De vormvrije m.e.r.-beoordeling is het gevolg van de uitspraak van het Europese hof van 15 oktober 2009 (zaak C-255/08) over de manier waarop de EU-richtlijn in de Nederlandse regelgeving was geïmplementeerd, één van de aanleidingen voor de aanpassing van het Besluit m.e.r. De essentie van die uitspraak is dat altijd m.e.r. noodzakelijk is als belangrijke nadelige milieugevolgen niet kunnen worden uitgesloten.

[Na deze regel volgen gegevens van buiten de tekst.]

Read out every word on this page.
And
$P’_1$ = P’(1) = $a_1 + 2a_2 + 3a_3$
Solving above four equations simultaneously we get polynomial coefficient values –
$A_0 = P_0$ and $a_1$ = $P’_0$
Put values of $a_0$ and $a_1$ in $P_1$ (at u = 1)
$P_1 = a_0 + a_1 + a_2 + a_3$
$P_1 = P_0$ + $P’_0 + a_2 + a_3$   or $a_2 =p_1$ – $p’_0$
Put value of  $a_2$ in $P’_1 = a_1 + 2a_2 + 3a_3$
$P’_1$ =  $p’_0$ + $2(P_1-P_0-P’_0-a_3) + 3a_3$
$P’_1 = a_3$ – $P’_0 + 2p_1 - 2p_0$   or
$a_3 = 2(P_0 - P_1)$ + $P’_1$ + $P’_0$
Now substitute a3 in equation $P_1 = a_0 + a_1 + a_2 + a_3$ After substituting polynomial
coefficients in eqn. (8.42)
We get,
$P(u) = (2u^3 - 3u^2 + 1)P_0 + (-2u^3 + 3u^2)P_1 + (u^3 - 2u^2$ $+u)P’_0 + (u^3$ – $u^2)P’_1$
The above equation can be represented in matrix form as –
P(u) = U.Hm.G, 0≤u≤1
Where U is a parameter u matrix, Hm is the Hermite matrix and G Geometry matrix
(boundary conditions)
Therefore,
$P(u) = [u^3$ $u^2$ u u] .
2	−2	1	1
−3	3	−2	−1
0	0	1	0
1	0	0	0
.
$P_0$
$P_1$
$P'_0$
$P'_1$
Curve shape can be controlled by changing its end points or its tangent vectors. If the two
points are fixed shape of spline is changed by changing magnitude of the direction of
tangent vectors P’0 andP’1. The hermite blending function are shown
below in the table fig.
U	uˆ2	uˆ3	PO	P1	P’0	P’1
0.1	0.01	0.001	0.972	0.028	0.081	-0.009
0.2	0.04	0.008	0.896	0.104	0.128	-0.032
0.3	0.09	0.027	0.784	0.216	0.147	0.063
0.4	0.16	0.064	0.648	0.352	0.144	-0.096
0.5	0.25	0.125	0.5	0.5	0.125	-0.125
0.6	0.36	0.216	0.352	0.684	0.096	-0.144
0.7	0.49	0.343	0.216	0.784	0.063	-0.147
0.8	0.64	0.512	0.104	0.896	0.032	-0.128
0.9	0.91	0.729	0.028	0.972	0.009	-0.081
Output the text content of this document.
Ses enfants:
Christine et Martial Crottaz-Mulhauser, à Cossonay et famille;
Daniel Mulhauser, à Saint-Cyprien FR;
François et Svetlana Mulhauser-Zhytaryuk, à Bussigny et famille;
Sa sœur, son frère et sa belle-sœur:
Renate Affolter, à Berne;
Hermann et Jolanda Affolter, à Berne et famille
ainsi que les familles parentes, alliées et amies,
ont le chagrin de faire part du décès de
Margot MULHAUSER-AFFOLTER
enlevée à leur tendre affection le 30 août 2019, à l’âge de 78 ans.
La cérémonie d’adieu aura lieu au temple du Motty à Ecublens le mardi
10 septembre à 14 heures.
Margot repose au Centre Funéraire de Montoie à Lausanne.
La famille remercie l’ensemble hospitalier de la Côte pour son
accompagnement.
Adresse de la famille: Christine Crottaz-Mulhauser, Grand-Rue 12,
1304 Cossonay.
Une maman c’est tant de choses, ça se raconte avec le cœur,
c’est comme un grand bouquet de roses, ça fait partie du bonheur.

Aanmeldnotitie en m.e.r.-beoordelingsbesluit
Op 1 november 2017 is een aanmeldnotitie ingediend ten behoeve van de beoogde ontwikkeling. Het bevoegd gezag heeft op 28 augustus 2018 bepaald dat een milieueffectrapportage gelet op de aard en omvang van het project en de daarmee gepaard gaande milieugevolgen niet nodig is en dat kan worden volstaan met een vormvrije m.e.r.-beoordeling. De aanmeldnotitie met daarin opgenomen de vormvrije m.e.r.-beoordeling d.d. 1 november 2017 en het m.e.r.-beoordelingsbesluit zijn opgenomen in bijlage 4 en 5 van voorliggende ruimtelijke onderbouwing.

Conclusie
Gelet op de kleinschaligheid van de ontwikkeling en het gegeven dat geen significant negatieve effecten optreden voor het milieu, is een milieueffectrapportage niet nodig.

Hoofdstuk 6 Uitvoerbaarheid

6.1 Economische uitvoerbaarheid

Ten behoeve van de uitvoerbaarheid van het plan is het van belang te weten of het economisch uitvoerbaar is. Dit wordt enerzijds bepaald door de financiële haalbaarheid van het plan en anderzijds door de wijze van kostenverhaal door de gemeente (grondexploitatie).

De voorgenomen ontwikkeling betreft een particulier initiatief, waarvoor reeds de benodigde financiële middelen zijn gereserveerd. De gemeente beperkt zich tot het verlenen van planologische medewerking aan de uitvoering van het plan en draagt geen financiële risico's voor de realisatie.

Het verhaal van eventuele grondexploitatiekosten is verzekerd via een anterieure overeenkomst in de zin van artikel 6.24 Wro tussen de gemeente en initiatiefnemer. Van het vaststellen van een exploitatieplan kan dus worden afgezien.

De economische uitvoerbaarheid van het plan wordt gegarandeerd door de initiatiefnemer. De initiatiefnemer verklaart dat de realisatie en de begeleiding van het plan voor eigen rekening wordt genomen.

6.2 Maatschappelijke uitvoerbaarheid

Voor dit plan is de uitgebreide procedure gevolgd zoals die is beschreven in afdeling 3.4 van de Algemene wet bestuursrecht. Door het voeren van de genoemde procedure, met de daarbij behorende zienswijzen- en beroepsprocedure, wordt de maatschappij betrokken bij het plan.

Het ontwerpbesluit heeft van 6 september 2018 tot en met 17 oktiober 2018 ter inzage gelegen. Gedurende deze periode bestond de mogelijkheid voor een ieder mondeling dan wel schriftelijk zienswijzen in te dienen. Er zijn binnen die periode geen zienswijzen kenbaar gemaakt.

Met voornoemde uitgebreide procedure is de maatschappelijke betrokkenheid afdoende gewaarborgd.